Madame Laurence Patrice, adjointe à la Maire de Paris, chargée de la mémoire et du monde combattant,

Monsieur Eric Pliez, maire du 20e arrondissement de Paris,

Mesdames et Messieurs les élus,

Chers amis,

Chers Michou et Claude,

Chers petits enfants et arrière-petits enfants que Paulette aimait tant et dont elle était si fière. Nous vous avons vu naître pour certains et nous vous avons tous suivis au cours des années, sur les photos qu’elle était si heureuse de nous montrer.

J’interviens ce matin pour parler de la grande dame qui nous aimait, que nous aimions, que nous aimons et avec qui nous avons tellement ri et tant appris.

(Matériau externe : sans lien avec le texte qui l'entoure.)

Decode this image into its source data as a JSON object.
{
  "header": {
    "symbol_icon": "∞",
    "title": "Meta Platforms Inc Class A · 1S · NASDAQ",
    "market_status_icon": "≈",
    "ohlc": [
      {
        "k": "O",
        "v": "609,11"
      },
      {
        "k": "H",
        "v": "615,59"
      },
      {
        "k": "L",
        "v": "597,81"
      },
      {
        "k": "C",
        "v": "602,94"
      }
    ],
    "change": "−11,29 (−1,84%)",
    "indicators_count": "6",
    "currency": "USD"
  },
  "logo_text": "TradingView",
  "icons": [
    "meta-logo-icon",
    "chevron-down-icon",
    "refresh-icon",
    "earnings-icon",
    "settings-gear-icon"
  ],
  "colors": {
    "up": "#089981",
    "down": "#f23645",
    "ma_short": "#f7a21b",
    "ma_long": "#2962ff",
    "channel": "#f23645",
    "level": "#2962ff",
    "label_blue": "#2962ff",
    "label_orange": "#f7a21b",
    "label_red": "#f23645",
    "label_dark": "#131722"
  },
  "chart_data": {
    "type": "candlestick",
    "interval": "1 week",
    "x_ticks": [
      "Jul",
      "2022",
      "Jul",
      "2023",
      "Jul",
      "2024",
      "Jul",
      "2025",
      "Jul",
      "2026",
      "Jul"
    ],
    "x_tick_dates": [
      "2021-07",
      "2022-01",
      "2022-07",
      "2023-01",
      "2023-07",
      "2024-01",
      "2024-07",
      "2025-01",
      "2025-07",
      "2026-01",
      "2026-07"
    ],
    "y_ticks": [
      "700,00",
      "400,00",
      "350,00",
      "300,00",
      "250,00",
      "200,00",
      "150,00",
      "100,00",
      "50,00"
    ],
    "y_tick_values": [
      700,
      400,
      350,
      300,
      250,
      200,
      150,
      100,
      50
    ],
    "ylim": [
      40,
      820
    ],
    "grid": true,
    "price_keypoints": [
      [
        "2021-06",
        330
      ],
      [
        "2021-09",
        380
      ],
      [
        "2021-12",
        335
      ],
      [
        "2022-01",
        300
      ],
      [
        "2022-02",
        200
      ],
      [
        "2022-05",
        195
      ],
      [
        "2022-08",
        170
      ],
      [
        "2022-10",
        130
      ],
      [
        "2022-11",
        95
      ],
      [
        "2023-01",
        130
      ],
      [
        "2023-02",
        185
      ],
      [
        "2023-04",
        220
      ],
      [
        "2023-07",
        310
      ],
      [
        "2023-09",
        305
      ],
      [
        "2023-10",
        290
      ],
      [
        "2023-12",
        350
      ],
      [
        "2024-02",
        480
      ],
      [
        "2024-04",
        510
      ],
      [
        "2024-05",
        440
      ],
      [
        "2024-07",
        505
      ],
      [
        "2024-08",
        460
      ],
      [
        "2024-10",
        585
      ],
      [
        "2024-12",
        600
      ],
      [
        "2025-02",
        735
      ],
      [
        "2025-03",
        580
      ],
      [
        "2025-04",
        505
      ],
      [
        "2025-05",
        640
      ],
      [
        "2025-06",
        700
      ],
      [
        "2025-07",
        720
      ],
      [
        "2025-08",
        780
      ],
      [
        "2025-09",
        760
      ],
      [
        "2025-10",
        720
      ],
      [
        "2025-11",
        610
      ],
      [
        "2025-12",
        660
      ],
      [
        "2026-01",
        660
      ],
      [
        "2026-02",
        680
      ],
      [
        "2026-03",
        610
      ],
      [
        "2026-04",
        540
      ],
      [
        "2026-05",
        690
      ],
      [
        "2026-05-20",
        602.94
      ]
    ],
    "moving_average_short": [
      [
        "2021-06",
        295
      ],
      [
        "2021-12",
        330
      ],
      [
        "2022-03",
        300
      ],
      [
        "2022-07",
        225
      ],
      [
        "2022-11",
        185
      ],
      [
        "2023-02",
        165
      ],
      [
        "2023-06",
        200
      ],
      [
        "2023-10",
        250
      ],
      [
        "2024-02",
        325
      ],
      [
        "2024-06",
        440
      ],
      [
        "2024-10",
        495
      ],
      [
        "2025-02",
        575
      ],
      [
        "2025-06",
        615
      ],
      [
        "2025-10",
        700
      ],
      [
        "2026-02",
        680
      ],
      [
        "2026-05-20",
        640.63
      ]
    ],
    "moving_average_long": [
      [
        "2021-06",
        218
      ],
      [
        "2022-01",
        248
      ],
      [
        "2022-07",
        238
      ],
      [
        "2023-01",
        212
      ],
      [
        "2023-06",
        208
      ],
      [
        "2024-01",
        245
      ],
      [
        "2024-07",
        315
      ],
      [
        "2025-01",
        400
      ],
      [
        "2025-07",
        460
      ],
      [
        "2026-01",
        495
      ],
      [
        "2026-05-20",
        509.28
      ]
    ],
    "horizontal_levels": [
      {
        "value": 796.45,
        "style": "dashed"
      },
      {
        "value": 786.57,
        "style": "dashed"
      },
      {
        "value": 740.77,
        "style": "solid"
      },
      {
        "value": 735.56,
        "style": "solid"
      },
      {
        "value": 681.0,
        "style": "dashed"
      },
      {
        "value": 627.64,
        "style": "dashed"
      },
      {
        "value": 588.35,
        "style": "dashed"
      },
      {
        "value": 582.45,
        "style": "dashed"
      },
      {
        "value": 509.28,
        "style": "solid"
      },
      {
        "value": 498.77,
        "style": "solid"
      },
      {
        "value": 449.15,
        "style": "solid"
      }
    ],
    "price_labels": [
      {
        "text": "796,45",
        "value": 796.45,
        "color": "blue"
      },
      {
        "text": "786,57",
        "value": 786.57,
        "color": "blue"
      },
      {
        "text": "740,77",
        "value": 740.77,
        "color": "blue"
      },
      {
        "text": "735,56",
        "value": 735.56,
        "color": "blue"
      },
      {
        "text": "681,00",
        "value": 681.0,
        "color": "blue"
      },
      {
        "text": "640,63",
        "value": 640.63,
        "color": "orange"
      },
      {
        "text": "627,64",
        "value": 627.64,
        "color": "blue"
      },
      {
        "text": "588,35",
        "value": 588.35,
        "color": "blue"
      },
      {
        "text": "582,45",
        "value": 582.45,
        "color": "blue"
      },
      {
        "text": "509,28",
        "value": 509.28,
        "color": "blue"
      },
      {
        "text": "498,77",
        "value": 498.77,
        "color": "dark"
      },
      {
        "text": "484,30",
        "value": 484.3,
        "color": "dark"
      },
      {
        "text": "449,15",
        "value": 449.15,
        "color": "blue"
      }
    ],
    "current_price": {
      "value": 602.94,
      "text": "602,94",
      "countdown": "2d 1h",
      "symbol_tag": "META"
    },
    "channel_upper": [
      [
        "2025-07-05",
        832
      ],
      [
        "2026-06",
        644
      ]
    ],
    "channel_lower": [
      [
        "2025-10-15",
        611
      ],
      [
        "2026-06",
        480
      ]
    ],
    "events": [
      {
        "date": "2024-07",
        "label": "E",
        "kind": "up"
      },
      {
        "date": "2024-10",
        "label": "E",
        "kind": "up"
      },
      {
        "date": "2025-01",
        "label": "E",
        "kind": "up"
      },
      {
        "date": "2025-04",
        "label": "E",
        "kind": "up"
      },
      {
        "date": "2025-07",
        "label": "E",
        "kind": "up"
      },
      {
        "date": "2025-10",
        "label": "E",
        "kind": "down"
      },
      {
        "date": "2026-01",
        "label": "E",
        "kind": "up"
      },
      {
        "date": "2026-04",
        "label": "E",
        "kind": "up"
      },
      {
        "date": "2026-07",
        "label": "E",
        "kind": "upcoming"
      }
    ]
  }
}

J’interviens au nom de l’UJRE et de MRJ-MOI, ces organisations auxquelles Paulette était viscéralement attachée:

  • l’UJRE qui a uni, durant l’Occupation, toutes les organisations résistantes de la section juive de la MOI parmi lesquelles l’Union des Jeunes Communistes Juifs dont Paulette a fait partie avec ses amis dès 1940,

  • et MRJ-MOI, créée en 2005 pour faire connaître, avec son musée virtuel, une histoire occultée, celle de la participation des juifs immigrés à la Libération de la France, celle de l’engagement communiste dont la spécificité juive est restée longtemps ignorée. Paulette fut l’une des premières à parrainer notre association et elle attendait avec une très grande impatience la mise en ligne de notre musée.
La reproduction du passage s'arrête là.